• Exceptions to the Without Prejudice Rule should not Discourage Settlement Negotiations
  • August 13, 2010 | Author: Alex Denny
  • Law Firm: Faegre & Benson LLP - London Office
  • In Woodward v Santander UK Plc (formerly Abbey National Plc) UKEAT/0250/09 it was held that the exceptions to the without prejudice rule must be construed narrowly and parties should not be discouraged from settling disputes through fear that communications made in the course of genuine settlement negotiations could later be used to their prejudice in subsequent proceedings.

    Mrs Woodward was dismissed by Santander UK Plc (the Company). She brought claims of unfair dismissal and sex discrimination but the proceedings were settled. The terms of the settlement agreement did not require the Company to provide a reference. Mrs Woodward found it difficult to find alternative employment and believed that the Company was hindering her job applications. She consequently sought to bring fresh claims against the Company for victimisation, detrimental treatment and, in relation to an application to the Company for employment, sex discrimination. Mrs Woodward argued that the Tribunal should consider the prior settlement negotiations and in particular the Company's refusal to give a reference as part of the settlement.

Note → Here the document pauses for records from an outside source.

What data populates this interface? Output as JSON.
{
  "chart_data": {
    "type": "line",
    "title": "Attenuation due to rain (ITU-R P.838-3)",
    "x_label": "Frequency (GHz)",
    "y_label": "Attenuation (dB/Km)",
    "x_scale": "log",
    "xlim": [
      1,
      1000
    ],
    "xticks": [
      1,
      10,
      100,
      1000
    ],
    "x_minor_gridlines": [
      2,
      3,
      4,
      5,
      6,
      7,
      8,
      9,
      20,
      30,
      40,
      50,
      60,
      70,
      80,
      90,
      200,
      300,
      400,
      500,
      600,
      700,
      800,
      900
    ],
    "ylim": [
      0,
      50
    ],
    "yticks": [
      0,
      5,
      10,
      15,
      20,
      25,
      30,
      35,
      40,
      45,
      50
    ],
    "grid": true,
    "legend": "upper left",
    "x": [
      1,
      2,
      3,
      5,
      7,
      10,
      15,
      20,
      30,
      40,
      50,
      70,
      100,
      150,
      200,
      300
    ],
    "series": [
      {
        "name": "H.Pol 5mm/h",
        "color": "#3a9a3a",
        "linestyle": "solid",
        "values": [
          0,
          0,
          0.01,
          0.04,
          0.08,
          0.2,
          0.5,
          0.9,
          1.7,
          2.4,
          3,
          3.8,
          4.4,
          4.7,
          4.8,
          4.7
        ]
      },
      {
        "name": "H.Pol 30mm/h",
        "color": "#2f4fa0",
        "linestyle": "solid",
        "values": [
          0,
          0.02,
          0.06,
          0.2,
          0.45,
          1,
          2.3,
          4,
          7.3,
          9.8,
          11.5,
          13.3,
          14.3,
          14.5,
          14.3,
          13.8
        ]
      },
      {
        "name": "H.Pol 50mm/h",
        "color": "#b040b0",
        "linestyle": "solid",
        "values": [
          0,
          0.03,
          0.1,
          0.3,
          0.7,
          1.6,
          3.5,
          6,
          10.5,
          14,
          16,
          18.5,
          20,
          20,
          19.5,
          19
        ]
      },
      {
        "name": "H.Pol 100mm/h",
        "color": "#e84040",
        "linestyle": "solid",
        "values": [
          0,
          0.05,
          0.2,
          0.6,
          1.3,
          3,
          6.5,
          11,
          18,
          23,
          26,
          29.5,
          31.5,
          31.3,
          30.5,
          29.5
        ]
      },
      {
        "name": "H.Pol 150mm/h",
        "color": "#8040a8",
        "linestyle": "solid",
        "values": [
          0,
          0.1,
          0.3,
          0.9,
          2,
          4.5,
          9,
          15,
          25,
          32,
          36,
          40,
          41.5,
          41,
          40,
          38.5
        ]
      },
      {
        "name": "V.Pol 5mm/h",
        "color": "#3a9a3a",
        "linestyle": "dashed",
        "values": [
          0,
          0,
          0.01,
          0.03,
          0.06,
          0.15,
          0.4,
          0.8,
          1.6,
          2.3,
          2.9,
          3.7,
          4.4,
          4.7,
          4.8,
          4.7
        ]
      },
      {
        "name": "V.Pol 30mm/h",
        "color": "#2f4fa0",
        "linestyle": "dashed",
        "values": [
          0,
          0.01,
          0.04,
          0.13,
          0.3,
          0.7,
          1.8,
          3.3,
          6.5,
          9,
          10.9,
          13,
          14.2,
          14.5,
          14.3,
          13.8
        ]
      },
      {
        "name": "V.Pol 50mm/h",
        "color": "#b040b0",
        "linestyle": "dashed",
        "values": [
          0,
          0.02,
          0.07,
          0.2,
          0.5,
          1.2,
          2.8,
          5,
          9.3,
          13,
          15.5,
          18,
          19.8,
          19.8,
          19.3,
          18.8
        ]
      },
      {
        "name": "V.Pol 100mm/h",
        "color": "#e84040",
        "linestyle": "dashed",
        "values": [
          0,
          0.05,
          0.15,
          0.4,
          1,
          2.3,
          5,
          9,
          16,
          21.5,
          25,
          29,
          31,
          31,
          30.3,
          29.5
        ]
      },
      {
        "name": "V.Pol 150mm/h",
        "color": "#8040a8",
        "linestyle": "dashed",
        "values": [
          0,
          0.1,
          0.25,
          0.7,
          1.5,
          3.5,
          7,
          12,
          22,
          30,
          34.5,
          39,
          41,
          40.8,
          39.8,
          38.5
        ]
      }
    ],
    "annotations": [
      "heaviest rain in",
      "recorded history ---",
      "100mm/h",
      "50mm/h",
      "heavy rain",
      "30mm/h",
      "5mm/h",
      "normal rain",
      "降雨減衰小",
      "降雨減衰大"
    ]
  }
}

    The Employment Appeal Tribunal held that Mrs Woodward should not be allowed to adduce evidence of what had been discussed during settlement negotiations. The negotiations had been genuinely conducted in order to settle prospective litigation and therefore, unless the evidence fell within an exception to the without prejudice rule, it was inadmissible. The key exception to the rule is when it is used to disguise blackmail or other ‘unambiguous impropriety'. The EAT held that there was no basis for deciding that the Company's refusal to provide a reference fell within the unambiguous impropriety exception and, importantly, that parties should not be discouraged from settling disputes through fear that something said in the course of negotiations might be used to their prejudice in subsequent proceedings.

    The EAT's decision has also clarified the position following obiter comments in BNP Paribas v Mezzotero [2004] IRLR 508 and Brunel University & another v Vaseghi & Webster [2007] 482. Following these cases it was thought that discrimination could constitute an exception to the without prejudice rule in its own right. However, the EAT has shown that discrimination cases should be viewed in the same way as any other type of case, that is, there must be unambiguous impropriety. Furthermore, the threshold is high for a party seeking to establish that this has been satisfied.

    Whilst employers should still take care when entering into without prejudice discussions, this case is encouraging as it shows that a Tribunal will only allow disclosure of such discussions if there is clear and unambiguous evidence of impropriety. A simple refusal to give a reference during the course of settlement negotiations is highly unlikely to constitute impropriety.